The subject of this ministry, although the circumstances which accompanied its exercise might manifest to an instructed eye the sovereignty of God, the rights of the Son of man over the nations, as well as His grace towards the Jews who had rejected Him — the subject of this ministry was, at the commencement, solely the glory of the man Jesus raised from the dead — a glory, which was to be the centre and rallying-point of souls saved by the operation of grace, and formed into the body, the church — a church which thenceforward was to be instructed and governed by this same Spirit.

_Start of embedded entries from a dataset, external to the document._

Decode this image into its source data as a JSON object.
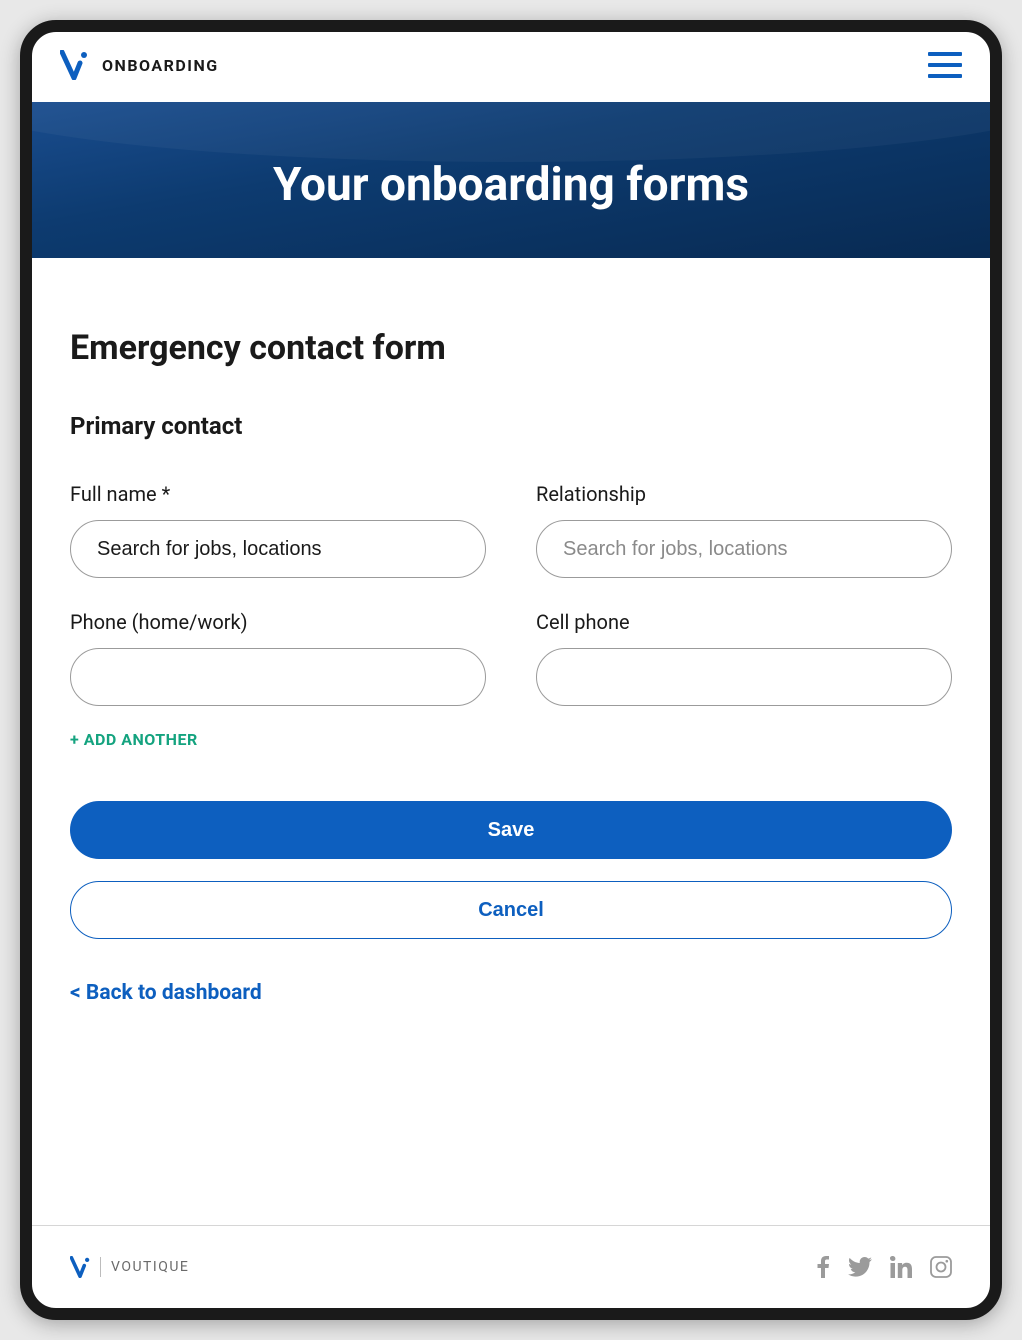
{
  "header": {
    "title": "ONBOARDING"
  },
  "hero": {
    "title": "Your onboarding forms"
  },
  "form": {
    "title": "Emergency contact form",
    "section_title": "Primary contact",
    "fields": {
      "full_name": {
        "label": "Full name *",
        "value": "Search for jobs, locations",
        "placeholder": ""
      },
      "relationship": {
        "label": "Relationship",
        "value": "",
        "placeholder": "Search for jobs, locations"
      },
      "phone_home_work": {
        "label": "Phone (home/work)",
        "value": "",
        "placeholder": ""
      },
      "cell_phone": {
        "label": "Cell phone",
        "value": "",
        "placeholder": ""
      }
    },
    "add_another_label": "+ ADD ANOTHER",
    "actions": {
      "save_label": "Save",
      "cancel_label": "Cancel"
    },
    "back_link_label": "< Back to dashboard"
  },
  "footer": {
    "brand": "VOUTIQUE"
  },
  "colors": {
    "primary": "#0d5fbf",
    "accent_green": "#14a37f",
    "hero_dark": "#082a52"
  }
}
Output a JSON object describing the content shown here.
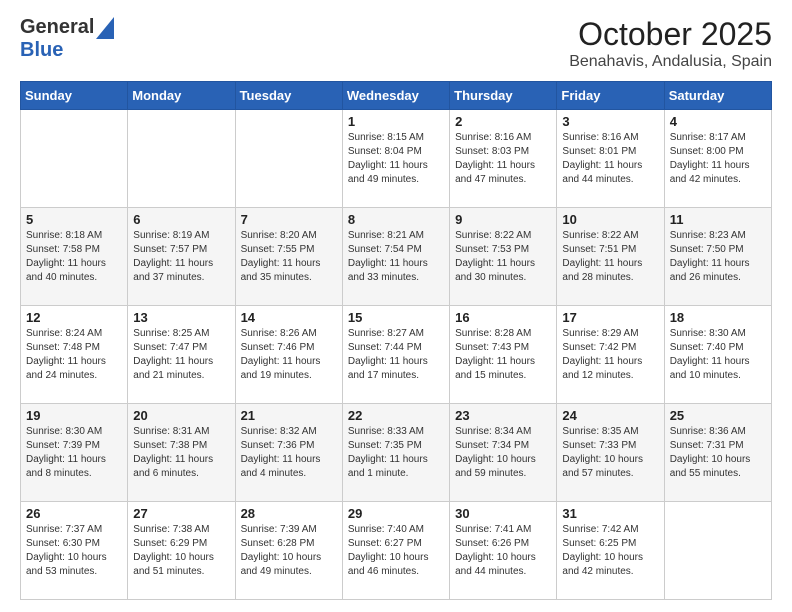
{
  "header": {
    "logo_general": "General",
    "logo_blue": "Blue",
    "title": "October 2025",
    "subtitle": "Benahavis, Andalusia, Spain"
  },
  "calendar": {
    "days_of_week": [
      "Sunday",
      "Monday",
      "Tuesday",
      "Wednesday",
      "Thursday",
      "Friday",
      "Saturday"
    ],
    "weeks": [
      [
        {
          "day": "",
          "info": ""
        },
        {
          "day": "",
          "info": ""
        },
        {
          "day": "",
          "info": ""
        },
        {
          "day": "1",
          "info": "Sunrise: 8:15 AM\nSunset: 8:04 PM\nDaylight: 11 hours\nand 49 minutes."
        },
        {
          "day": "2",
          "info": "Sunrise: 8:16 AM\nSunset: 8:03 PM\nDaylight: 11 hours\nand 47 minutes."
        },
        {
          "day": "3",
          "info": "Sunrise: 8:16 AM\nSunset: 8:01 PM\nDaylight: 11 hours\nand 44 minutes."
        },
        {
          "day": "4",
          "info": "Sunrise: 8:17 AM\nSunset: 8:00 PM\nDaylight: 11 hours\nand 42 minutes."
        }
      ],
      [
        {
          "day": "5",
          "info": "Sunrise: 8:18 AM\nSunset: 7:58 PM\nDaylight: 11 hours\nand 40 minutes."
        },
        {
          "day": "6",
          "info": "Sunrise: 8:19 AM\nSunset: 7:57 PM\nDaylight: 11 hours\nand 37 minutes."
        },
        {
          "day": "7",
          "info": "Sunrise: 8:20 AM\nSunset: 7:55 PM\nDaylight: 11 hours\nand 35 minutes."
        },
        {
          "day": "8",
          "info": "Sunrise: 8:21 AM\nSunset: 7:54 PM\nDaylight: 11 hours\nand 33 minutes."
        },
        {
          "day": "9",
          "info": "Sunrise: 8:22 AM\nSunset: 7:53 PM\nDaylight: 11 hours\nand 30 minutes."
        },
        {
          "day": "10",
          "info": "Sunrise: 8:22 AM\nSunset: 7:51 PM\nDaylight: 11 hours\nand 28 minutes."
        },
        {
          "day": "11",
          "info": "Sunrise: 8:23 AM\nSunset: 7:50 PM\nDaylight: 11 hours\nand 26 minutes."
        }
      ],
      [
        {
          "day": "12",
          "info": "Sunrise: 8:24 AM\nSunset: 7:48 PM\nDaylight: 11 hours\nand 24 minutes."
        },
        {
          "day": "13",
          "info": "Sunrise: 8:25 AM\nSunset: 7:47 PM\nDaylight: 11 hours\nand 21 minutes."
        },
        {
          "day": "14",
          "info": "Sunrise: 8:26 AM\nSunset: 7:46 PM\nDaylight: 11 hours\nand 19 minutes."
        },
        {
          "day": "15",
          "info": "Sunrise: 8:27 AM\nSunset: 7:44 PM\nDaylight: 11 hours\nand 17 minutes."
        },
        {
          "day": "16",
          "info": "Sunrise: 8:28 AM\nSunset: 7:43 PM\nDaylight: 11 hours\nand 15 minutes."
        },
        {
          "day": "17",
          "info": "Sunrise: 8:29 AM\nSunset: 7:42 PM\nDaylight: 11 hours\nand 12 minutes."
        },
        {
          "day": "18",
          "info": "Sunrise: 8:30 AM\nSunset: 7:40 PM\nDaylight: 11 hours\nand 10 minutes."
        }
      ],
      [
        {
          "day": "19",
          "info": "Sunrise: 8:30 AM\nSunset: 7:39 PM\nDaylight: 11 hours\nand 8 minutes."
        },
        {
          "day": "20",
          "info": "Sunrise: 8:31 AM\nSunset: 7:38 PM\nDaylight: 11 hours\nand 6 minutes."
        },
        {
          "day": "21",
          "info": "Sunrise: 8:32 AM\nSunset: 7:36 PM\nDaylight: 11 hours\nand 4 minutes."
        },
        {
          "day": "22",
          "info": "Sunrise: 8:33 AM\nSunset: 7:35 PM\nDaylight: 11 hours\nand 1 minute."
        },
        {
          "day": "23",
          "info": "Sunrise: 8:34 AM\nSunset: 7:34 PM\nDaylight: 10 hours\nand 59 minutes."
        },
        {
          "day": "24",
          "info": "Sunrise: 8:35 AM\nSunset: 7:33 PM\nDaylight: 10 hours\nand 57 minutes."
        },
        {
          "day": "25",
          "info": "Sunrise: 8:36 AM\nSunset: 7:31 PM\nDaylight: 10 hours\nand 55 minutes."
        }
      ],
      [
        {
          "day": "26",
          "info": "Sunrise: 7:37 AM\nSunset: 6:30 PM\nDaylight: 10 hours\nand 53 minutes."
        },
        {
          "day": "27",
          "info": "Sunrise: 7:38 AM\nSunset: 6:29 PM\nDaylight: 10 hours\nand 51 minutes."
        },
        {
          "day": "28",
          "info": "Sunrise: 7:39 AM\nSunset: 6:28 PM\nDaylight: 10 hours\nand 49 minutes."
        },
        {
          "day": "29",
          "info": "Sunrise: 7:40 AM\nSunset: 6:27 PM\nDaylight: 10 hours\nand 46 minutes."
        },
        {
          "day": "30",
          "info": "Sunrise: 7:41 AM\nSunset: 6:26 PM\nDaylight: 10 hours\nand 44 minutes."
        },
        {
          "day": "31",
          "info": "Sunrise: 7:42 AM\nSunset: 6:25 PM\nDaylight: 10 hours\nand 42 minutes."
        },
        {
          "day": "",
          "info": ""
        }
      ]
    ]
  }
}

Jerusalem, which had been for so long a time the beloved city, not having submitted itself to this testimony to the glory of Christ, lost the glory of being any longer the centre and fruitful source of evangelical administration. Her citizens had sent a message after the King who had gone to receive His kingdom, saying, that they would not have Him to reign over them. And, upon the death of Stephen, the whole church is dispersed, “except the apostles.” Thereupon, God, who ever finds in evil the opportunity of displaying some grace more glorious than that which has been defaced, raises up, independently of the work at Jerusalem, an apostle born out of due time, who was neither “of man nor by man”; and reveals, at the same time, this unspeakably precious truth, of which this apostle, thus called, becomes the great witness, that the church is one with Christ glorified in heaven — that she is His body, which He nourisheth and cherisheth as His own flesh.
[p. 218] Thus disappeared that which Peter had announced to the Jews, namely, that Christ would return to them in grace, as to a people subsisting before Him. And thenceforward, we have to do with the hopes which are identified with Christ in the heavens, with the marriage supper of the Lamb, with the union of the Bride and Bridegroom in heaven. The return of Christ here below is entirely in judgment — although for the deliverance of a remnant. This is a point of progress in the ministry and administration of the church, of which the results are very perceptible to us.
Consequent upon the full revelation of the union of Christ and the church, we find, in the writings of the apostle Paul, a much greater development of those gifts of the Holy Spirit — in connection with the position of him who, as a member of “the body of Christ,” might possess this or that gift. The same principles, however, are found practically set forth in the writings of Peter.